François Asselineau : « Les Américains sont obligés de faire machine arrière. L’Iran a résisté, l’Iran a gagné. »

Les États-Unis voulaient exhiber une victoire rapide ; ils se retrouvent à maquiller leur recul en vertueuse négociation. L’Iran, que l’on promettait brisé, a tenu bon, résisté aux frappes, au chantage et au récit occidental, jusqu’à transformer l’arrogance américaine en embarras diplomatique.

mise à jour le 21/06/26

Sous les décombres du récit occidental, l’Iran ressort debout pendant que Washington recule sans le dire.

Pour François Asselineau, Washington apparaît moins en arbitre du monde qu’en puissance contrainte de ravaler ses certitudes.

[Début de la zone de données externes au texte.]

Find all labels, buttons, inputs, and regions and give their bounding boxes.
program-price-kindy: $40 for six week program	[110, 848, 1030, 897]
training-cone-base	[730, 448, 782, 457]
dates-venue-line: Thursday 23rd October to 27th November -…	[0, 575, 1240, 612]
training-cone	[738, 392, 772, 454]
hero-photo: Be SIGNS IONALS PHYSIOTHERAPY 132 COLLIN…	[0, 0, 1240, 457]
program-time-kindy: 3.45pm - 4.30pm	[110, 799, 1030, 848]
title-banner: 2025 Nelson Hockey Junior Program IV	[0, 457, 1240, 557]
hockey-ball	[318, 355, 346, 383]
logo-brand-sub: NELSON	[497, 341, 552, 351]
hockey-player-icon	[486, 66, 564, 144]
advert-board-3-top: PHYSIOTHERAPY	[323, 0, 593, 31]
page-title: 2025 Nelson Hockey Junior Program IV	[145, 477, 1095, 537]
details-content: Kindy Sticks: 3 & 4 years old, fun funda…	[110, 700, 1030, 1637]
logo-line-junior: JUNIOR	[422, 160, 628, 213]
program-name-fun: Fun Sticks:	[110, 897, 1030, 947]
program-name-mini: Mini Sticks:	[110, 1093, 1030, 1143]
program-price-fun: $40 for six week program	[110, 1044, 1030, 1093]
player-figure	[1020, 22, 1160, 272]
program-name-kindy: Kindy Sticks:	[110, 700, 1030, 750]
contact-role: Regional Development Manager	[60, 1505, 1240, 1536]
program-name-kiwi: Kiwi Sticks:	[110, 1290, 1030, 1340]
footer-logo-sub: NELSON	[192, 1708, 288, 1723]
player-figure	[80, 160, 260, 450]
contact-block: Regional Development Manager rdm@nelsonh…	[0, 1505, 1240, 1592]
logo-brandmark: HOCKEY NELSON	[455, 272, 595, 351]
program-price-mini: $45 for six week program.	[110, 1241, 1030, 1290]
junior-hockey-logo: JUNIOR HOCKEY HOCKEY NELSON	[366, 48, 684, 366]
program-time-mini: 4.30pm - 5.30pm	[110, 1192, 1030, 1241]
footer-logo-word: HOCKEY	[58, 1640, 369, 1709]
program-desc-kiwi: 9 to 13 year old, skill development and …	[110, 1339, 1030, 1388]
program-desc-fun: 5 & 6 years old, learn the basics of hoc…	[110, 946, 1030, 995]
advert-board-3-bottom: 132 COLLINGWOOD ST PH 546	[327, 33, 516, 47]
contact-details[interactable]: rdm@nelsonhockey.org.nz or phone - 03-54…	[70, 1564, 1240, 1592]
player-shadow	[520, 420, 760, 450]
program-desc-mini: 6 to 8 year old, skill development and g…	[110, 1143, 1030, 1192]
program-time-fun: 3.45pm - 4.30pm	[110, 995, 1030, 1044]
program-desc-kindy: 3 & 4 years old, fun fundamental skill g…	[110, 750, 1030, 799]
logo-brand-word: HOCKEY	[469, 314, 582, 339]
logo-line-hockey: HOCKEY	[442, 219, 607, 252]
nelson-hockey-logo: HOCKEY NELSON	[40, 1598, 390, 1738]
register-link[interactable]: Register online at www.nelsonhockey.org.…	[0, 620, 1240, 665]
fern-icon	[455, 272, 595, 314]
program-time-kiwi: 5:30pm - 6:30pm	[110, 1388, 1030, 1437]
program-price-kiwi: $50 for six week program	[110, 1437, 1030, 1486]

Donald Trump, pris entre les exigences israéliennes, sa base lassée des guerres et les réalités d’un Moyen-Orient qui ne se gouverne plus par communiqué triomphal, a dû faire machine arrière.



Les médias occidentaux parleront d’« accord », de « processus », de « négociation » ; le mot juste est pourtant plus simple : reculade. L’Iran n’a pas seulement survécu politiquement à l’épreuve, il en sort renforcé, auréolé dans une large partie du monde d’un prestige nouveau. L’Amérique, elle, conserve les micros, les plateaux et les éléments de langage ; Téhéran conserve l’essentiel : le fait accompli d’une résistance victorieuse.